Пришел писатель N и что‑то рассказывал, улыбаясь большим ртом. Но скоро почувствовал, что не нужен, и ушел. И мы снова сидели вместе, и чем больше пили вина, тем становилось мне грустнее. И тут я понял отчего: я понял, что он умирает. И понял, что он сам знает об этом.

Наверное, это самое удивительное свойство поэтов – они знают, что умирают. И им самим кажется, что это вовремя.

Заболоцкий знал и готовился заранее. Готовился так, как все люди, которые свой способ жить называют: работа.

Один старый плотник, настоящий мастер, сказал мне: «Вот дострою этот дом и помру». И Заболоцкий достраивал свой дом.
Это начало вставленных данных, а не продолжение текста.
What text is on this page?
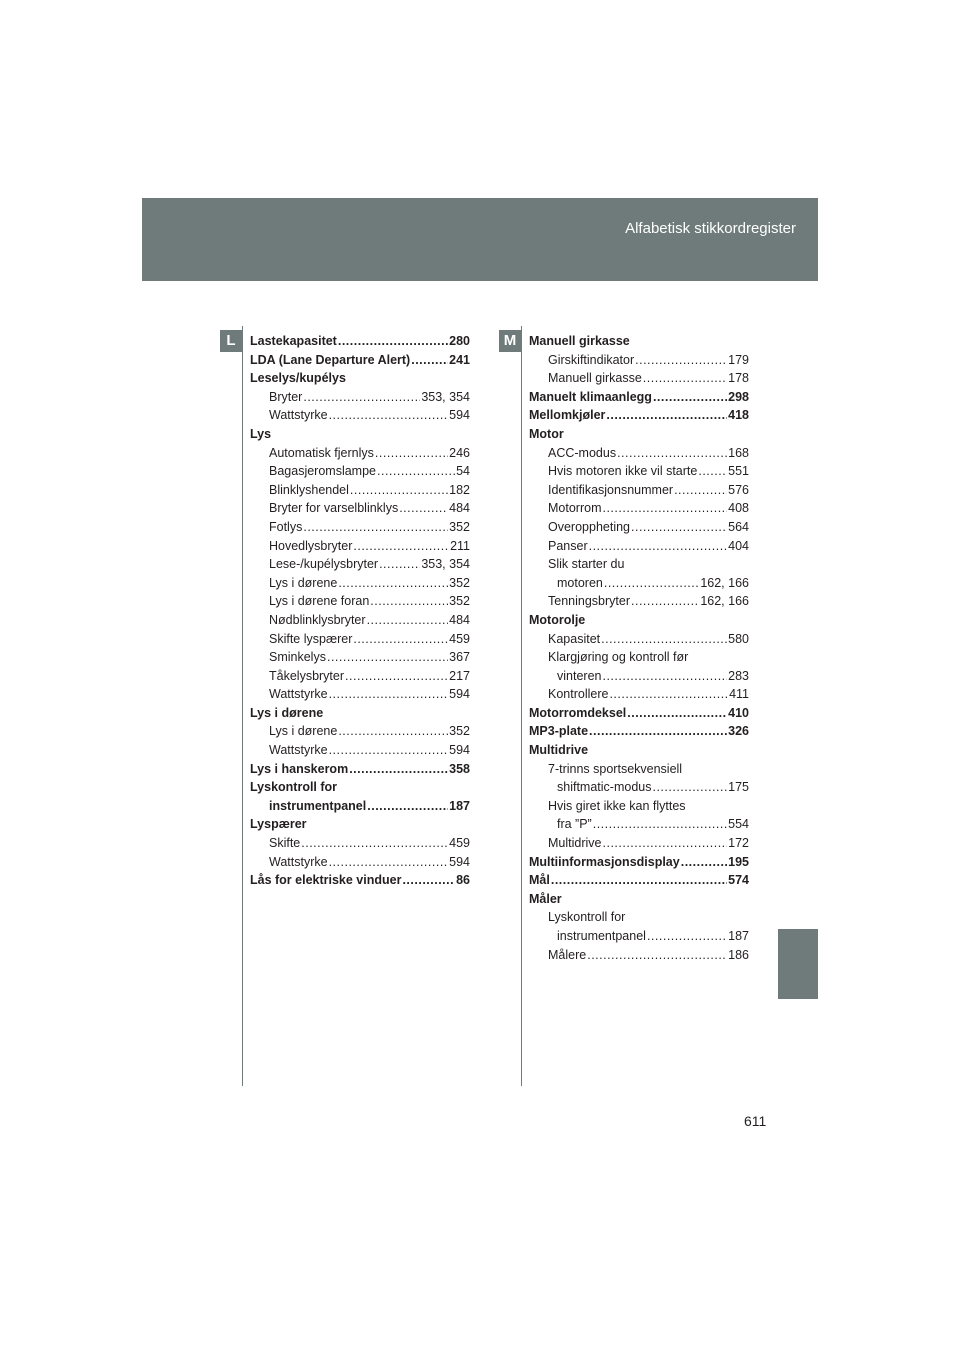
Alfabetisk stikkordregister
L	M
Lastekapasitet .....	280
LDA (Lane Departure Alert) .....	241
Leselys/kupélys
Bryter .....	353, 354
Wattstyrke .....	594
Lys
Automatisk fjernlys .....	246
Bagasjeromslampe .....	54
Blinklyshendel .....	182
Bryter for varselblinklys .....	484
Fotlys .....	352
Hovedlysbryter .....	211
Lese-/kupélysbryter .....	353, 354
Lys i dørene .....	352
Lys i dørene foran .....	352
Nødblinklysbryter .....	484
Skifte lyspærer .....	459
Sminkelys .....	367
Tåkelysbryter .....	217
Wattstyrke .....	594
Lys i dørene
Lys i dørene .....	352
Wattstyrke .....	594
Lys i hanskerom .....	358
Lyskontroll for
instrumentpanel .....	187
Lyspærer
Skifte .....	459
Wattstyrke .....	594
Lås for elektriske vinduer .....	86
Manuell girkasse
Girskiftindikator .....	179
Manuell girkasse .....	178
Manuelt klimaanlegg .....	298
Mellomkjøler .....	418
Motor
ACC-modus .....	168
Hvis motoren ikke vil starte ..... 551
Identifikasjonsnummer .....	576
Motorrom .....	408
Overoppheting .....	564
Panser .....	404
Slik starter du
motoren .....	162, 166
Tenningsbryter .....	162, 166
Motorolje
Kapasitet .....	580
Klargjøring og kontroll før
vinteren .....	283
Kontrollere .....	411
Motorromdeksel .....	410
MP3-plate .....	326
Multidrive
7-trinns sportsekvensiell
shiftmatic-modus .....	175
Hvis giret ikke kan flyttes
fra ”P” .....	554
Multidrive .....	172
Multiinformasjonsdisplay .....	195
Mål .....	574
Måler
Lyskontroll for
instrumentpanel .....	187
Målere .....	186
611
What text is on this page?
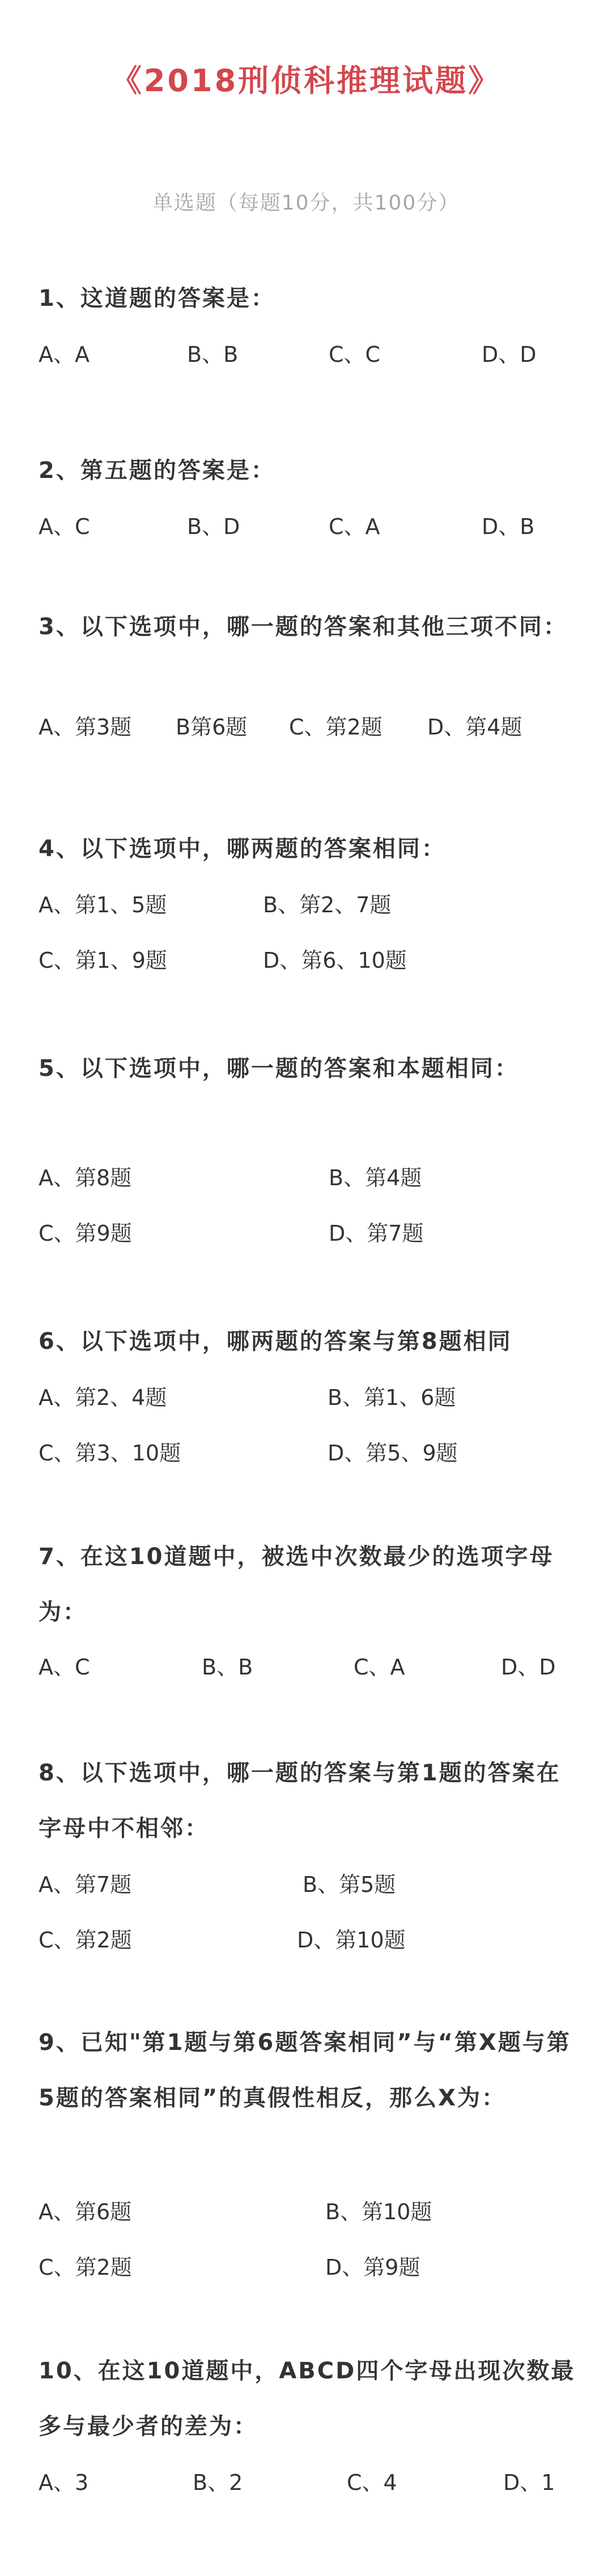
《2018刑侦科推理试题》
单选题（每题10分，共100分）
1、这道题的答案是：
A、A	B、B	C、C	D、D
2、第五题的答案是：
A、C	B、D	C、A	D、B
3、以下选项中，哪一题的答案和其他三项不同：
A、第3题 B第6题 C、第2题 D、第4题
4、以下选项中，哪两题的答案相同：
A、第1、5题	B、第2、7题
C、第1、9题	D、第6、10题
5、以下选项中，哪一题的答案和本题相同：
A、第8题	B、第4题
C、第9题	D、第7题
6、以下选项中，哪两题的答案与第8题相同
A、第2、4题	B、第1、6题
C、第3、10题	D、第5、9题
7、在这10道题中，被选中次数最少的选项字母为：
A、C	B、B	C、A	D、D
8、以下选项中，哪一题的答案与第1题的答案在字母中不相邻：
A、第7题	B、第5题
C、第2题	D、第10题
9、已知"第1题与第6题答案相同”与“第X题与第5题的答案相同”的真假性相反，那么X为：
A、第6题	B、第10题
C、第2题	D、第9题
10、在这10道题中，ABCD四个字母出现次数最多与最少者的差为：
A、3	B、2	C、4	D、1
Собрал все стихи в большой том и все, что ему было не нужно, все, что казалось ему лишним, отбросил. Достраивал дом и готов был умереть.

Я думаю, что живые в этом вопросе не должны полностью считаться с поэтом. Когда он умер, нужно издавать все, что осталось. Насколько меньше было бы Пушкина, если бы пропали для нас его заметки, строки, неоконченные стихи – все, что осталось помимо «достроенного дома».

Но достоинство поэта в том и заключается, что он желает оставить дом достроенным, таким, как он его задумал сам. А потомки из оставшегося материала пусть построят еще один дом или пристройку. И поэт в целом есть эти два дома. А вот Блок построил один дом. И на этот дом ушло все. И ни на что больше не осталось. Это редкий поэт – Блок, поэт, который о себе знал все.

Заболоцкий умер той же осенью. Мне позвонила Агнесса и сказала, что Заболоцкий умер. Мы тут же поехали к нему.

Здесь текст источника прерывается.